Hoy quiero hablar de Juan. Yo lo envidiaba tanto, creo que él nunca se dio cuenta. Claro, para él la amistad era algo vital, sanguíneo, era pura acción, nada de ponerse a pensar demasiado en algo tan nimio como los sentimientos. Me parece que los genios tienen siempre problemas con sus emociones y con las relaciones humanas en general. Es como que están tan absortos en sus pensamientos tratando de ordenar ese caos creador que tienen en sus cabezas que no perciben ni al mundo ni a las personas que los rodean.
Juan tenía, además, un especial magnetismo con las chicas. Fue el primero en tocarle una teta a la Galíndez. La Galíndez fue la primera en tener tetas en el grado. Era un fenómeno, y todos soñábamos con la Galíndez. Juan dijo un día: “Yo le voy a tocar una teta a la Galíndez”. Y así fue nomás. Y se la ganó a puro chamuyo. Nada de malas artes. No sé si lo deseaba tanto como si fuera un desafío, y para Juan no había nada que lo atrajera más que aquello que nadie se animaba a hacer. El deporte no tenía mucha cabida en la vida de Juan. Pero cuando se dio cuenta de que para que lo respetasen en la barra tenía que jugar al fútbol y, además, no ser un tronco, me pidió que le explicara “cómo es esto de la pelota” y al rato se había adueñado del medio campo, como un caudillo de pura cepa al que todos querían en su equipo.

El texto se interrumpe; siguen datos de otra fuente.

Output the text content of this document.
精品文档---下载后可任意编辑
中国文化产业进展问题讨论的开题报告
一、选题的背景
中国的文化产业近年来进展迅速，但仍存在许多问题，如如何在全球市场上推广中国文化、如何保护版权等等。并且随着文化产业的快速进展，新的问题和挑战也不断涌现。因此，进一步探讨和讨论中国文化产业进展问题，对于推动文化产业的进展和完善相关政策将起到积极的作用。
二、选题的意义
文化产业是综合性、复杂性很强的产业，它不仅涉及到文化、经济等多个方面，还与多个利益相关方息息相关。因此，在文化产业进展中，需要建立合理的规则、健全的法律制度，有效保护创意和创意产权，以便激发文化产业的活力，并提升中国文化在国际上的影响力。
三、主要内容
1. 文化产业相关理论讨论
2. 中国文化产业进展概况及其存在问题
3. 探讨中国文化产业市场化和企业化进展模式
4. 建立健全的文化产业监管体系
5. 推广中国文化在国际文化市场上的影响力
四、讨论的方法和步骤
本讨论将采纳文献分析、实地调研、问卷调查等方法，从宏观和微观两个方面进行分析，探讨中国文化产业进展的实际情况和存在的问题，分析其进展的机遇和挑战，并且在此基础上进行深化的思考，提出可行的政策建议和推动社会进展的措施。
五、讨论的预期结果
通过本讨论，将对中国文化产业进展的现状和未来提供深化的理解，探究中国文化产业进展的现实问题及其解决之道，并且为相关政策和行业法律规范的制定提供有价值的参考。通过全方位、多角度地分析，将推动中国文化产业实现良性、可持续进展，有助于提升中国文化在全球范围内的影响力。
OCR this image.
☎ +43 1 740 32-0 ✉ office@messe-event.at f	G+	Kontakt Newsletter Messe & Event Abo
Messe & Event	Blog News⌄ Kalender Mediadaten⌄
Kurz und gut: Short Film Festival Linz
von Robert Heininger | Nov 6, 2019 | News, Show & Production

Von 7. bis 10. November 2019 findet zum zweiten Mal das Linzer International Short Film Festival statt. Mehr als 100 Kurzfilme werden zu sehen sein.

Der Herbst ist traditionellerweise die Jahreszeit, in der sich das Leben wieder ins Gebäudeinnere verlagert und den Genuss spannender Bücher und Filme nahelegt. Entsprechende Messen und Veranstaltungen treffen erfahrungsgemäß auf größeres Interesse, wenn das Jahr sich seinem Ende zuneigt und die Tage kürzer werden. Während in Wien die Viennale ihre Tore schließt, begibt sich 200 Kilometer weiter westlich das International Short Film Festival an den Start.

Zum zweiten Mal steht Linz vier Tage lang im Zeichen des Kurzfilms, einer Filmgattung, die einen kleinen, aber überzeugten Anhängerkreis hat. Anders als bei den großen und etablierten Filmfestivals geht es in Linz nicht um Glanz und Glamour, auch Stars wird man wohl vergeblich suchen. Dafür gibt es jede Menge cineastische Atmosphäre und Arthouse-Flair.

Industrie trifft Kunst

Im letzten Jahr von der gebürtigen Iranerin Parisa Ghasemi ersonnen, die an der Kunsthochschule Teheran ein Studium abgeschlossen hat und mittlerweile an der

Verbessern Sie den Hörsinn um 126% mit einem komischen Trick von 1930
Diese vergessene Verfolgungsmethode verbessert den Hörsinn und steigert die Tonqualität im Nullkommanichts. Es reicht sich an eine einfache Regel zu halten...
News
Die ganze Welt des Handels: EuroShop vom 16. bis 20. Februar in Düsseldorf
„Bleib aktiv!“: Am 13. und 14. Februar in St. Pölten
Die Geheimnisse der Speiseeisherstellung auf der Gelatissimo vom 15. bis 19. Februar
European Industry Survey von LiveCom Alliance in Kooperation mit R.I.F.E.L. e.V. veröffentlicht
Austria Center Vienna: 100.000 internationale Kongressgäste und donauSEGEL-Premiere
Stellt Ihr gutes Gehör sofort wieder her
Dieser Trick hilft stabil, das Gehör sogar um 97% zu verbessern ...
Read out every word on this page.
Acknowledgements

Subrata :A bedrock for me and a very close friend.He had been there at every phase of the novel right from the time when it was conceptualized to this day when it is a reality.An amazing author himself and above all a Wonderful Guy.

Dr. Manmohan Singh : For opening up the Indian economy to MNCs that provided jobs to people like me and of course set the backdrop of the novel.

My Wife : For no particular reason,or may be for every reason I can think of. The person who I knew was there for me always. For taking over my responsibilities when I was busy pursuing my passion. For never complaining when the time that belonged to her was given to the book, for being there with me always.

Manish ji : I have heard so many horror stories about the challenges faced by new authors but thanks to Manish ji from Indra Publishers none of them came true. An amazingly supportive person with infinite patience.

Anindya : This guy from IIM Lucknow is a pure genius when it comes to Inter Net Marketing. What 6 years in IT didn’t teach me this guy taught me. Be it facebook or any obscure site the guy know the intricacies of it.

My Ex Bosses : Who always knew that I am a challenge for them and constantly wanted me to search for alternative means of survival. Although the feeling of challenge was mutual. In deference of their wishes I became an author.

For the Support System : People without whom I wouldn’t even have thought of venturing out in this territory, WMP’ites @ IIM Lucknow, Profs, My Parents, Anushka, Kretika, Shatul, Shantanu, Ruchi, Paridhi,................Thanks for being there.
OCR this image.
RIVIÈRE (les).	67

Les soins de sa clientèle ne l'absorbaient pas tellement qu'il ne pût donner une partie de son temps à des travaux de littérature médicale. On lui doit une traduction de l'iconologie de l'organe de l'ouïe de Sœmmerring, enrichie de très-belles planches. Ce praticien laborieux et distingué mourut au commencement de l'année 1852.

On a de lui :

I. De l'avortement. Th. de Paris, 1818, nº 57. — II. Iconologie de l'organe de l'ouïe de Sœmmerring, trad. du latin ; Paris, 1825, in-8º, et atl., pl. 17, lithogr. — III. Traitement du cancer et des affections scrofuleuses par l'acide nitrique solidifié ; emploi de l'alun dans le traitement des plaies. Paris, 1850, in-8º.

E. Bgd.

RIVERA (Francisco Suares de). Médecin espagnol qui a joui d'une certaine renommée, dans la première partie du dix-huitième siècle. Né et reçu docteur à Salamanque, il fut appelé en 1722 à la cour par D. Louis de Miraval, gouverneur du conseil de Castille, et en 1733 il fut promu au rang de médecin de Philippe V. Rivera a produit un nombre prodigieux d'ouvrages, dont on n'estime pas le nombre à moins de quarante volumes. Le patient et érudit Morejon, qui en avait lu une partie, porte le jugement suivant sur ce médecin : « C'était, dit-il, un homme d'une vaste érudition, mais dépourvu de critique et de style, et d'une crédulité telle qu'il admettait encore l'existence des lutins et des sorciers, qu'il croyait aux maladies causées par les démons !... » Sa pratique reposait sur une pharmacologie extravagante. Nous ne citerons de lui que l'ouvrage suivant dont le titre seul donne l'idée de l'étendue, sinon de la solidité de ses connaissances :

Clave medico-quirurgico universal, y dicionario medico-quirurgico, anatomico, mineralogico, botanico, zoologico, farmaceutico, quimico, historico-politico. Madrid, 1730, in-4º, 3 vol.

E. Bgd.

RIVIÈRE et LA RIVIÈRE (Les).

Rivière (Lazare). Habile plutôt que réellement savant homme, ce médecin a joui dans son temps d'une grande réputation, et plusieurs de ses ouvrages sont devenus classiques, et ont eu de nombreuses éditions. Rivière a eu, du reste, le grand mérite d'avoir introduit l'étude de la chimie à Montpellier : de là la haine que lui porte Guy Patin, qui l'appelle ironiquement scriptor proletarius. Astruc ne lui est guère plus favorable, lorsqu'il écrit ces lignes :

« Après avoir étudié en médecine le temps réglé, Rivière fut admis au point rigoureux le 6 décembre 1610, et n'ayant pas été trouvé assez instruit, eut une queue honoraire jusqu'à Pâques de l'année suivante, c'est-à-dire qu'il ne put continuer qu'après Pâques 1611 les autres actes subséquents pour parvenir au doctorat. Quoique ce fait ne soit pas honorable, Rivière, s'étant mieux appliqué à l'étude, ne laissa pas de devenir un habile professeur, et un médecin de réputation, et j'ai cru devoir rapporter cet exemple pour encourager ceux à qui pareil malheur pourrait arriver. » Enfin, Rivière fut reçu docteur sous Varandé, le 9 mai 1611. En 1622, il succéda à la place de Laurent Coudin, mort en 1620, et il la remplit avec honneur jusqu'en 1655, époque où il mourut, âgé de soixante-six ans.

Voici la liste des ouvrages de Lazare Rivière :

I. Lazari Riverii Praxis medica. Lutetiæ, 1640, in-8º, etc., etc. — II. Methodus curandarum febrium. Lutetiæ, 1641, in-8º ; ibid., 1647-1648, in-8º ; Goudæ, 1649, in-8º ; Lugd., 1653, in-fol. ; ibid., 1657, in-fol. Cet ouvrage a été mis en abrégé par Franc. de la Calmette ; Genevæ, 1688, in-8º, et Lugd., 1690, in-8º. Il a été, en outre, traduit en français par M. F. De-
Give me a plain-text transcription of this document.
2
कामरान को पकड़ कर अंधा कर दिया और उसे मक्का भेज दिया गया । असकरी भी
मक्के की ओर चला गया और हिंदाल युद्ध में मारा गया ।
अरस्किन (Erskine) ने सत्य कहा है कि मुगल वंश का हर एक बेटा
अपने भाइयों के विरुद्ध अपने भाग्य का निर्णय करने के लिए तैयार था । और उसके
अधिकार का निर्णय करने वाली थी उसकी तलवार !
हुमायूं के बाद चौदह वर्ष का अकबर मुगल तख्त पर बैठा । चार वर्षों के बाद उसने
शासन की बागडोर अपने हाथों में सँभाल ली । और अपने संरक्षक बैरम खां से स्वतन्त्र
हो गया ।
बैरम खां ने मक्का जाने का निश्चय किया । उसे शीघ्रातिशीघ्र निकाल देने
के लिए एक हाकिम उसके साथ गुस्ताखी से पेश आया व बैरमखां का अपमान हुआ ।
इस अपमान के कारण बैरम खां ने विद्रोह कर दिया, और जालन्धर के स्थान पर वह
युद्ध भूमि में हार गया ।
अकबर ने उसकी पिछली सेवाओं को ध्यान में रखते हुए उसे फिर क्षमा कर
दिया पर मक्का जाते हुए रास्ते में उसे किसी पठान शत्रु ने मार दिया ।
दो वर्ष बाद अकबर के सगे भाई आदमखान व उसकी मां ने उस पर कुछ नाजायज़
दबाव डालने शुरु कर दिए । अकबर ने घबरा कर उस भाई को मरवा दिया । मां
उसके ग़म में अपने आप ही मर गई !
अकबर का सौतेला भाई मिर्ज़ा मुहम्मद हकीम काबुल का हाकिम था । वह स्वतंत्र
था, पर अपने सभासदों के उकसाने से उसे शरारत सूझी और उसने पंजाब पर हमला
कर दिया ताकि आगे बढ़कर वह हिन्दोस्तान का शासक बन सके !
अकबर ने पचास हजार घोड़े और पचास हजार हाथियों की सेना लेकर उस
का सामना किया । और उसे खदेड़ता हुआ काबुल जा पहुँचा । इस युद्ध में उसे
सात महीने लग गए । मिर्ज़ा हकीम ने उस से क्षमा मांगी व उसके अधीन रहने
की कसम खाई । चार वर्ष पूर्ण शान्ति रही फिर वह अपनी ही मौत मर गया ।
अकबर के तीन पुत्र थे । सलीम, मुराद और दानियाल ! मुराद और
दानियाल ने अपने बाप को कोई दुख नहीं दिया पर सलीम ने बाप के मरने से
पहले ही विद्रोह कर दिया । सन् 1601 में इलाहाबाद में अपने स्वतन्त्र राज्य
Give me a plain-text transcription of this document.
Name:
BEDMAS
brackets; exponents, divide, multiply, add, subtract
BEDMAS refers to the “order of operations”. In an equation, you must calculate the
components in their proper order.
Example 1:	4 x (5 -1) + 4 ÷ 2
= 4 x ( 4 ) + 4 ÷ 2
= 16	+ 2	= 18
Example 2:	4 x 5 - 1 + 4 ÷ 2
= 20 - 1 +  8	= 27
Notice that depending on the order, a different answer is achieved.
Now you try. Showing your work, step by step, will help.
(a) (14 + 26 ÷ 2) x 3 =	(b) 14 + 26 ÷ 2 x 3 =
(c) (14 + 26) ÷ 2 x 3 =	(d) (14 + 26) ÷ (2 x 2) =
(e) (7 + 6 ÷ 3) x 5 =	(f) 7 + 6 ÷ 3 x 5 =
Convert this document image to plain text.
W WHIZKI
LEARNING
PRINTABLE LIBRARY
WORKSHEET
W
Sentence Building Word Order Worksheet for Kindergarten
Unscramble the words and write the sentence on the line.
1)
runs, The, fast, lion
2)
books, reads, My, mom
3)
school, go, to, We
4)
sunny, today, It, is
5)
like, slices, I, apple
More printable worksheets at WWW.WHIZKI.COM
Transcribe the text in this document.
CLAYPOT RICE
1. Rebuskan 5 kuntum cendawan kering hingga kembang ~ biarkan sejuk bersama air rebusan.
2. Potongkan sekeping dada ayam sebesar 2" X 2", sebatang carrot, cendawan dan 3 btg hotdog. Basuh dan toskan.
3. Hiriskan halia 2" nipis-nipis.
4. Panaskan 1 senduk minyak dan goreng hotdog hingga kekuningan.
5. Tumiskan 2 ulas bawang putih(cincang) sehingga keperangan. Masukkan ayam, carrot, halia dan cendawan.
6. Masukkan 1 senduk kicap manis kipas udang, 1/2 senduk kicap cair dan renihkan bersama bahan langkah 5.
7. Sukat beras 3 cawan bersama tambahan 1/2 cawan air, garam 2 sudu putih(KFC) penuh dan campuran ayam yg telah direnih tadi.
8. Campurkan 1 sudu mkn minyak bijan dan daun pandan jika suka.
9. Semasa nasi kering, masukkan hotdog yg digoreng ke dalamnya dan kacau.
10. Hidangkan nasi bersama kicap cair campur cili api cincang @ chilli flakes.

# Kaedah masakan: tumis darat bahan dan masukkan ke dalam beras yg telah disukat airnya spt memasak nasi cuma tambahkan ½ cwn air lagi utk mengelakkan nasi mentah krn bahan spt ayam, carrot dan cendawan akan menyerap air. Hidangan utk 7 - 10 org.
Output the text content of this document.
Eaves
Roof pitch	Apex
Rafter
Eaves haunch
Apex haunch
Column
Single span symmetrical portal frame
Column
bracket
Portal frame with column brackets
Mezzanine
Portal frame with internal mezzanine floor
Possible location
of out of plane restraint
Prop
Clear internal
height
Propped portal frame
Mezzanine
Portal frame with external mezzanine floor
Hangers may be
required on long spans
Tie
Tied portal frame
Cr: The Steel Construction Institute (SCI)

A mí me daba la impresión de que Juan podía ser lo que quisiera ser. No hablábamos mucho del futuro pero yo lo imaginaba simultáneamente estrella de rock, figura de la primera de Boca y periodista consagrado de la televisión, quizá porque era todo lo que yo anhelaba ser. Y se iba a casar con la mejor mina. Y la vida le sonreiría siempre, no porque fuera una decisión de la vida, sino por su propia determinación. Hoy quiero hablarles de Juan. Porque acabo de verlo, en una de las multitudinarias veredas del Once, con una bandeja colgando de su cuello, vendiendo pilas, radios de dos pesos o alguna otra porquería fabricada en Taiwán. Un Juan gastado, avejentado mal, con el cabello desordenado, a medio afeitar, con unos grandes anteojos pasados de moda. Yo venía boludeando, mirando vidrieras y me di cuenta de quién era en una rápida cruzada de miradas. El no pareció reconocerme o quizá participó voluntariamente del silencioso pacto que se estableció en ese instante entre nosotros. Sentí fuego en la cara y una necesidad imperiosa de alejarme.
Agaché la cabeza y dejé que me tragara rápidamente la boca del subterráneo.